Appelez-ça mon sens du devoir.

- … mais il ne me viendrait pas à l'esprit de déshonorer une telle équipe avec des menaces. C'est pourquoi je vous propose une coopération pleine et entière. J'ai de bonnes relations dans le milieu de la pègre et une réputation à l'avenant. Je suis tout à fait prêt à racheter mes fautes passé en aidant le Bureau et échanger une remise de peine contre tout travail vous jugerez bon de me faire faire.

Une grimace menaçante apparut sur le visage de l'inspecteur Fate Harlaown. Il me vint soudainement à l'esprit la pensée extrêmement désagréable que je m'étais attiré, d'une façon ou d'une autre, l'inimité de cette personne. Je frissonnais.

- Le Bureau ne fait pas ça, fit-elle en me foudroyant.

En fait si...

- ...Fate, continua Hayate, sur un ton de reproche. C'est plus ou moins la politique du Bureau depuis le début.

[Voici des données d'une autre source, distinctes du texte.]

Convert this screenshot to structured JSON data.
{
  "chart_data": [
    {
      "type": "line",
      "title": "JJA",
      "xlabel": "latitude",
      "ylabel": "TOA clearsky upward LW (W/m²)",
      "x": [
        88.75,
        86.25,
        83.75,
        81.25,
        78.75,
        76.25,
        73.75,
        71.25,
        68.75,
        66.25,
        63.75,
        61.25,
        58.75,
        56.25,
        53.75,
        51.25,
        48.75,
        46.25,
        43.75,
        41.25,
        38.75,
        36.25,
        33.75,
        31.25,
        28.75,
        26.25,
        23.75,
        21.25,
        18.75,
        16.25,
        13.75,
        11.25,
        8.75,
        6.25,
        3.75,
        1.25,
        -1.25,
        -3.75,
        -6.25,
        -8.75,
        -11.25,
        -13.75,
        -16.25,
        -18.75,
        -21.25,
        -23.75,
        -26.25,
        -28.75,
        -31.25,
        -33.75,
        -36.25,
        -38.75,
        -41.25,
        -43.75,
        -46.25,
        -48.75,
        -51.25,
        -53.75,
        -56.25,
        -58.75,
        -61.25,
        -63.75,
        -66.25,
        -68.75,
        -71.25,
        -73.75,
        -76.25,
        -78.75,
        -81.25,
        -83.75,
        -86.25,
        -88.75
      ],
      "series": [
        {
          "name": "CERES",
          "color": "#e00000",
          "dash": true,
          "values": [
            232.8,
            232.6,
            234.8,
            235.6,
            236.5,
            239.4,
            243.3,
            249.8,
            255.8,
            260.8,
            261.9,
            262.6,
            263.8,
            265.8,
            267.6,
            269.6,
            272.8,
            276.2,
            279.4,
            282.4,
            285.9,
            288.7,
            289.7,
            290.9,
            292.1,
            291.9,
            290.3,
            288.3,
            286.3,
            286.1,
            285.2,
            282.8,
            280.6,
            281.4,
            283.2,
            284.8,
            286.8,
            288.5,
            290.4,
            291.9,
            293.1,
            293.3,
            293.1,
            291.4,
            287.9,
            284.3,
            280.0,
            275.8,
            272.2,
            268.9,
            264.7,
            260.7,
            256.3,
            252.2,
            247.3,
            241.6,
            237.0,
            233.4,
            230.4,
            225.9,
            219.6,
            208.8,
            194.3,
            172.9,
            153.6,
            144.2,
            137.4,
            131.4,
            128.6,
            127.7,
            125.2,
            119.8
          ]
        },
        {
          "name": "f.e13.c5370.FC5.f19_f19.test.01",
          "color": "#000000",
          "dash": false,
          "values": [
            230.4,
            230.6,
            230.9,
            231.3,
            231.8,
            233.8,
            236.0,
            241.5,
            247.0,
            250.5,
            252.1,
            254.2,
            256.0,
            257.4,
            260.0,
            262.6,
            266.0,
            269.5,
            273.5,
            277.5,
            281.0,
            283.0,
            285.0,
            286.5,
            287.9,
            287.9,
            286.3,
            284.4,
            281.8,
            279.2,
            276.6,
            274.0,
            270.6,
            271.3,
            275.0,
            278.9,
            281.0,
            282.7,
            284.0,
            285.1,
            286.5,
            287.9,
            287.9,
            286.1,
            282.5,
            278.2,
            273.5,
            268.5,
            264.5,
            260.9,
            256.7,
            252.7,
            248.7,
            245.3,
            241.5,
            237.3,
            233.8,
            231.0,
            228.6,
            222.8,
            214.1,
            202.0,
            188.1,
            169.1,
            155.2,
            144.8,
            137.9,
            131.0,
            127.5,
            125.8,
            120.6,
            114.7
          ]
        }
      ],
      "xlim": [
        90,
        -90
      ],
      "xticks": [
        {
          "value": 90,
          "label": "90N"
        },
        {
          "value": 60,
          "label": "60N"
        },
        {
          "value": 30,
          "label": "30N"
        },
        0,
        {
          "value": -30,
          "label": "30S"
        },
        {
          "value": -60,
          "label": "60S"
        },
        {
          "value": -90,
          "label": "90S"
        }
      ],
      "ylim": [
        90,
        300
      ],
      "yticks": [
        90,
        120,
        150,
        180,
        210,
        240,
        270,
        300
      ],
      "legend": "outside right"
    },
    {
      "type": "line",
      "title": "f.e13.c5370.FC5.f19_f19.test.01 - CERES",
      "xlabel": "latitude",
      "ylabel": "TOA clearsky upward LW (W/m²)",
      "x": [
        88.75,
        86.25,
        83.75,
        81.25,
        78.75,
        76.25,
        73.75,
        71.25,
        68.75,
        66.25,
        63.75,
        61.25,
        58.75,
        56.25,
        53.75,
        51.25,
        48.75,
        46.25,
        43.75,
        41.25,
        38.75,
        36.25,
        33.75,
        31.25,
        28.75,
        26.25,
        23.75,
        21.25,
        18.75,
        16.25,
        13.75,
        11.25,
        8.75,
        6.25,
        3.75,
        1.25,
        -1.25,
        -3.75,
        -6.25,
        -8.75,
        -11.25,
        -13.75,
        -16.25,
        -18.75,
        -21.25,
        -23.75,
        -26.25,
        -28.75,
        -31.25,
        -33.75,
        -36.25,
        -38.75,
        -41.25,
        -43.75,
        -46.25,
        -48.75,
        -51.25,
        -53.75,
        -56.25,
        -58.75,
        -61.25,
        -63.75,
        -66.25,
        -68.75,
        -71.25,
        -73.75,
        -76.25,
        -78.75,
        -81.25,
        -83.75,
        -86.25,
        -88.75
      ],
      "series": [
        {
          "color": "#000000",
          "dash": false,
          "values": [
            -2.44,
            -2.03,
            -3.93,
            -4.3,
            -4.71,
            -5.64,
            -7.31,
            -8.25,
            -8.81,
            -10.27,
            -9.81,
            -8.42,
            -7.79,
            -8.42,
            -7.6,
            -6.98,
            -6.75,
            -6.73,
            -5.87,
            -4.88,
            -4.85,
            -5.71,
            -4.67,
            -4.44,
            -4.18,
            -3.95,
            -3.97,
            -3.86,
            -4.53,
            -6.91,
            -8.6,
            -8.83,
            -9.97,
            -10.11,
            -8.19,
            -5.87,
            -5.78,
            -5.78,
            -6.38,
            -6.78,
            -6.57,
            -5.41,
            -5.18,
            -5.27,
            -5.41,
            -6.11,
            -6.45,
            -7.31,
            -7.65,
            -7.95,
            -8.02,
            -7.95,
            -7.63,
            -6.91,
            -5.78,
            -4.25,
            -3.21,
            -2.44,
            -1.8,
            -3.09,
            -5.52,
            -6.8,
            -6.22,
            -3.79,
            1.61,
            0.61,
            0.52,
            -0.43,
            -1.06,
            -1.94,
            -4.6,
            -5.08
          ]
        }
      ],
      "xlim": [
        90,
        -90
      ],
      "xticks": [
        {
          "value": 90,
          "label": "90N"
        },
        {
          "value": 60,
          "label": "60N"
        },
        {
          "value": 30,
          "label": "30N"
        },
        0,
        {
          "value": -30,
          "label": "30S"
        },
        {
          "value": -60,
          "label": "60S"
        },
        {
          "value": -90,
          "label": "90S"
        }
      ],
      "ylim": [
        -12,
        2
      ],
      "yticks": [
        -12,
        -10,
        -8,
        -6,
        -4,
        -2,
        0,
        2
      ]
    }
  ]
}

Et bien... Et bien... Si vous êtes sincère, nous pourrions peut-être trouver un arrangement, monsieur K.

Je pense avoir souris. Vous ne savez jamais de ce que sera fait le lendemain, je crois. Si on m'avait dit un peu plus tôt que je travaillerais pour des femmes surpuissantes sous la menace d'un châtiment corporel sévère, je vous aurais traité d'id... Hum. Mieux vaut laisser cette phrase incomplète.

- Je vous en prie, fis-je en retour, vous pouvez m'appeler Kyon.


La capitaine Takamachi Nanoha, instructeur tactique de première classe, As des As, légende de son nom, se tenait assise dans une posture méditative depuis plus d'une demi-heure. Un petit cercle magique brillait sous elle, lui prodiguant un sol sur lequel se poser, et la protection et l'air nécessaire pour survivre là où elle se trouvait. Son apparente détente était renforcée par ses deux yeux fermés et son sourire innocent, et elle laissait ses deux mains reposer dans le creux de ses jambes. Un bâton rose ne flottait pas tellement à ses côté qu'il était simplement posé là, à portée de bras, contrastant avec le blanc et le bleu alambiqué de sa Barrier Jacket active.

Quiconque l'aurait vu sans avoir la nécessaire connaissance préalable de la capitaine aurait pu la croire décontractée, relâchée, ou même, erreur suprême, temporairement inoffensive. Heureusement pour eux, chacun des mages du Corps de Combat Aérien (Division d'Entrainement) avaient une bien meilleure connaissance de leur instructeur en chef. Nanoha Takamachi, avaient-ils appris, n'était jamais détendue. Elle ne se relâchait jamais. Et quiconque la croirait inoffensive, même l'espace d'une seconde... L'erreur était courante, mais la leçon la valait presque, si elle n'était pas toujours aussi ridiculement douloureuse.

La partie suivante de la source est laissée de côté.